Connecting vehicles to smart infrastructure reduces CO2 emissions

Connecting vehicles to smart infrastructure reduces CO2 emissions

Technology News |
By Christoph Hammerschmidt

Many experts and drivers have already suspected that intelligently controlled traffic flows can help reduce CO2 emissions. A new study can now quantify the effect.

CO2 emissions from road traffic must be reduced, that is widely agreed in the EU. The Technical University of Kaiserslautern (Germany) has investigated how the CO2 emissions of these vehicles can be reduced by integrating them into intelligent control systems.

For the study, funded by chipmaker Qualcomm, scientists used a complex simulation model. Towards this end, they first divided traffic into three categories based on the degree of urbanity: Tier 1 was urban areas and cities with populations of more than 500,000; Tier 2 was predominantly urban areas with populations between 100,000 and 500,000; and finally, Tier 3 accounted for more small-town and rural areas with populations of less than 100,000. They also divided the world of potential connected car applications into three tiers:

– Level1: Applications that are technically and regulatory ready for the market and can be easily integrated into the transport structure.

– Level 2: Applications that still have to overcome certain technological and regulatory hurdles and contribute to a higher degree of automation of the driving process.

– Level 3: Applications that are even further in the future and represent a kind of target formulation for traffic management in urban and interurban areas.

In the study, for the urban traffic simulations, the researchers used one L1 application, namely dynamic traffic lights, and two L2 applications: dynamic routing (DR) and smart traffic junction (STJ).

For the rural simulations, the researchers used one L1 application, namely prescribing the optimal speed, and one L2 application, namely platooning. In addition, the modeling assumes two different interconnections: C-V2X and, for areas without cellular coverage, C-V2X PC5 (direct vehicle-to-vehicle connectivity). By combining these two techniques, the vehicles are within the reach of the Connected Applications at all times.

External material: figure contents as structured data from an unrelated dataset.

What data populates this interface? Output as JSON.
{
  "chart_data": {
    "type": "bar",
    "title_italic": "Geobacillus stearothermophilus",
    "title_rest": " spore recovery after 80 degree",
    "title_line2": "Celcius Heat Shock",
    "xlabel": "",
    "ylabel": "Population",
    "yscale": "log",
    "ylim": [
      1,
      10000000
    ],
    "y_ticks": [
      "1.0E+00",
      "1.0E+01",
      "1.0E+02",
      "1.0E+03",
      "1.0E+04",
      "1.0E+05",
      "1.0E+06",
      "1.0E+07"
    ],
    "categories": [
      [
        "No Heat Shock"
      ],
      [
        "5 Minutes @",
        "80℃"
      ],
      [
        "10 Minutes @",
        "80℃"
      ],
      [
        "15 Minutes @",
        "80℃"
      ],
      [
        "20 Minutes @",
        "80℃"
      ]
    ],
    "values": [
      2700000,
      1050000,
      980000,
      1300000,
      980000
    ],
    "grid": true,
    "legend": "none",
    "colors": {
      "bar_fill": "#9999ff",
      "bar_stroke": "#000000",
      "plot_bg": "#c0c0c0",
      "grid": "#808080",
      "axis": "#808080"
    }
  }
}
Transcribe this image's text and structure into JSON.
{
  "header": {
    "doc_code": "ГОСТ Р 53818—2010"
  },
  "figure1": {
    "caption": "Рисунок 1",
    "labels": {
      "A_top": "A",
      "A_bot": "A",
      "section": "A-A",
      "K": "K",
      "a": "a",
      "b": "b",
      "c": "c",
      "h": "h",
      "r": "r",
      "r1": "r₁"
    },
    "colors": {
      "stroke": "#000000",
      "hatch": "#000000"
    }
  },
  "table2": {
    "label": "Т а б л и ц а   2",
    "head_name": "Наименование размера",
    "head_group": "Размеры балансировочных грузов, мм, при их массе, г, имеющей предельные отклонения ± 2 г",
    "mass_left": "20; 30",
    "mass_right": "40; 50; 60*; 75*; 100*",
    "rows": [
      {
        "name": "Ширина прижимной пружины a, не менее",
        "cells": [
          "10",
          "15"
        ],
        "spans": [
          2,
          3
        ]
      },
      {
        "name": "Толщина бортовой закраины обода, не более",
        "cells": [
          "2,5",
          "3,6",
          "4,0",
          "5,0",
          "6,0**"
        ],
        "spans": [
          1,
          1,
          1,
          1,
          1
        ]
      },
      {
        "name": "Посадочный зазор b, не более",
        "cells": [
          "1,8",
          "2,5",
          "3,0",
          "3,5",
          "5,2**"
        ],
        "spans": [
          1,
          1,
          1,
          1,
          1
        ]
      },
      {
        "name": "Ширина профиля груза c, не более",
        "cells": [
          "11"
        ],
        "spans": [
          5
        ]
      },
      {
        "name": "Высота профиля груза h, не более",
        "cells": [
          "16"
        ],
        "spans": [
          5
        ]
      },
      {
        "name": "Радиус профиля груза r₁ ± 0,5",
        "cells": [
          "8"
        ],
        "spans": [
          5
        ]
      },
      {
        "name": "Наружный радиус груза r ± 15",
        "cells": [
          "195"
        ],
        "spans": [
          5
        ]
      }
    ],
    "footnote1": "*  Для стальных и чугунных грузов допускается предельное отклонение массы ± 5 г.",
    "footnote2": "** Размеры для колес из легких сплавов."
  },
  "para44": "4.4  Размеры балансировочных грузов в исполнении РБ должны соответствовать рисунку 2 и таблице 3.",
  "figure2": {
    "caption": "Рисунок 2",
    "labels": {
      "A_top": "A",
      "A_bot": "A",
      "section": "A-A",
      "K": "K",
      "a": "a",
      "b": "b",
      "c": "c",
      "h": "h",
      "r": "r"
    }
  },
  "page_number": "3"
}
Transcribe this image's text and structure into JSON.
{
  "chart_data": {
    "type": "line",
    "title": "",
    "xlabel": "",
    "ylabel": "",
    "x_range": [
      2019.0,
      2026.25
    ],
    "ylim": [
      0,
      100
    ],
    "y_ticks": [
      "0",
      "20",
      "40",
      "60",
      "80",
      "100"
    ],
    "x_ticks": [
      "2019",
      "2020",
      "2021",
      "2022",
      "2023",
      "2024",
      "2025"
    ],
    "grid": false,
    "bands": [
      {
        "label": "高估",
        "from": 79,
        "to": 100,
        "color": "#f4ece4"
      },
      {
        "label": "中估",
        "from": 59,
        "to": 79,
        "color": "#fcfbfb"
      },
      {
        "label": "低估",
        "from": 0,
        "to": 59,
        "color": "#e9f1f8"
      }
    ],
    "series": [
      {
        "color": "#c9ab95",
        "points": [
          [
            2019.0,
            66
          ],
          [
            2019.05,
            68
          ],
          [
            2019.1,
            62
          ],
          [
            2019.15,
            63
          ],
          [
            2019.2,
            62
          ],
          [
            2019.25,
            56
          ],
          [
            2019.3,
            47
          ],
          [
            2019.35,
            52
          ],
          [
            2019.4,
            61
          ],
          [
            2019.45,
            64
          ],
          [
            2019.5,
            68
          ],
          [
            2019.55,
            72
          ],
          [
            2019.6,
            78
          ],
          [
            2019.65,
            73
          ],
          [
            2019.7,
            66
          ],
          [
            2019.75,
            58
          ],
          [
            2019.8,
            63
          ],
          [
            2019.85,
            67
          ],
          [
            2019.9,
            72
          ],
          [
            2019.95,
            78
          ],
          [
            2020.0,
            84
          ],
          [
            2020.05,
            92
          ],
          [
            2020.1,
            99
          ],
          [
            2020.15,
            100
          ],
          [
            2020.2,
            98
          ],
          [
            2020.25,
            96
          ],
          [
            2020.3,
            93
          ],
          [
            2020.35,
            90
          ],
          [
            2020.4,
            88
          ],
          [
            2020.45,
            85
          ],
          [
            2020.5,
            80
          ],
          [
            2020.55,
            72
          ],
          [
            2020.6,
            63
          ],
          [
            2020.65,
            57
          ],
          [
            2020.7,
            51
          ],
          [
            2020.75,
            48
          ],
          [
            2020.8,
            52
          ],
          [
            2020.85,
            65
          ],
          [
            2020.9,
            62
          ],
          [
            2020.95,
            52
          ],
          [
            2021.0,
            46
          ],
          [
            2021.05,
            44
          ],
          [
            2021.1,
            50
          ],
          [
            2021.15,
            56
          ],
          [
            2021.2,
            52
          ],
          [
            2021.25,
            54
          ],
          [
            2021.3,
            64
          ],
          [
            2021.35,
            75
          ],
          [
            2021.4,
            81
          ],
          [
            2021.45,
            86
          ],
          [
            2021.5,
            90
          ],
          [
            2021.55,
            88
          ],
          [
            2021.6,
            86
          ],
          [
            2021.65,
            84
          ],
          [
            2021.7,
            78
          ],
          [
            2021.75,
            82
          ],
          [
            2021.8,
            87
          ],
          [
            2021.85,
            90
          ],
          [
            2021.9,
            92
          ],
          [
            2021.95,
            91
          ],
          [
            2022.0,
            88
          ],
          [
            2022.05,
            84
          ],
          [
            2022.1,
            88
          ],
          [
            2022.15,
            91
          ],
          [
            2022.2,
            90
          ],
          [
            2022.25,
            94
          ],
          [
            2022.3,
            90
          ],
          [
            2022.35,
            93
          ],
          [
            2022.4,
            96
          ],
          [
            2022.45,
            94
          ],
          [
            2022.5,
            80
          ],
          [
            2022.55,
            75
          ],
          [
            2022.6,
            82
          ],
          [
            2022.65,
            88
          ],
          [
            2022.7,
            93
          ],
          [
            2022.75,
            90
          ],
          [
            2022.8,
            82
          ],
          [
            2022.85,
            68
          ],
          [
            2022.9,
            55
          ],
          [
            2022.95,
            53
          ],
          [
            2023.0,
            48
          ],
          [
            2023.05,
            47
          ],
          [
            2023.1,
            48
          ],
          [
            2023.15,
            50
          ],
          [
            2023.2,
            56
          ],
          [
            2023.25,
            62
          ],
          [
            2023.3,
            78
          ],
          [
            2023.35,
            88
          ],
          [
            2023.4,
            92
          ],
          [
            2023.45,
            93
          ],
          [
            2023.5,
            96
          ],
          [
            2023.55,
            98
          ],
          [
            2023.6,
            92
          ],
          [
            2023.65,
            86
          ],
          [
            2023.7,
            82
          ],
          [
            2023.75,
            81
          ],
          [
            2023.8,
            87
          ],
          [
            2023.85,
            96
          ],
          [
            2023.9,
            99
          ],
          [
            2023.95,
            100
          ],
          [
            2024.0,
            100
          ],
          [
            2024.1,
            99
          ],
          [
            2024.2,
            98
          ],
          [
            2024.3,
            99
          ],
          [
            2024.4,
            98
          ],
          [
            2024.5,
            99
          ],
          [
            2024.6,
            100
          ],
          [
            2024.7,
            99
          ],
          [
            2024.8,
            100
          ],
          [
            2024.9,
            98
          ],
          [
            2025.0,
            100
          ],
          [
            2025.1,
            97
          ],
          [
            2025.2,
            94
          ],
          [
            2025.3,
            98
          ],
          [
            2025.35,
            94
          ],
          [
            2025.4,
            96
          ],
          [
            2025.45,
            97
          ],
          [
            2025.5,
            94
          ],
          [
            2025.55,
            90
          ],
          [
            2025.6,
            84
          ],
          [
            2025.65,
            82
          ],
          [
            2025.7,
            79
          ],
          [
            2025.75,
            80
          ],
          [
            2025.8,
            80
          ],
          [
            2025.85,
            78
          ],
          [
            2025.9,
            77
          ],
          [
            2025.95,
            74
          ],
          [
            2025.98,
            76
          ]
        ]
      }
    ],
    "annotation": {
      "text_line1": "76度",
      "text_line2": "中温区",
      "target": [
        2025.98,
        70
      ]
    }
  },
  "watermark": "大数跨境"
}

While the outcome under the bottom line actually greatly depends on parameters such as traffic density, V2X penetration and application used, the overall result proved a significant difference: Connecting the vehicles yields in a potential for CO2 reduction of between just under 13% (with a vehicle connectivity level of only 20%, peak hours, rural environments) and more than 32% (connectivity level 100% , metropolitan environment, off-peak hours).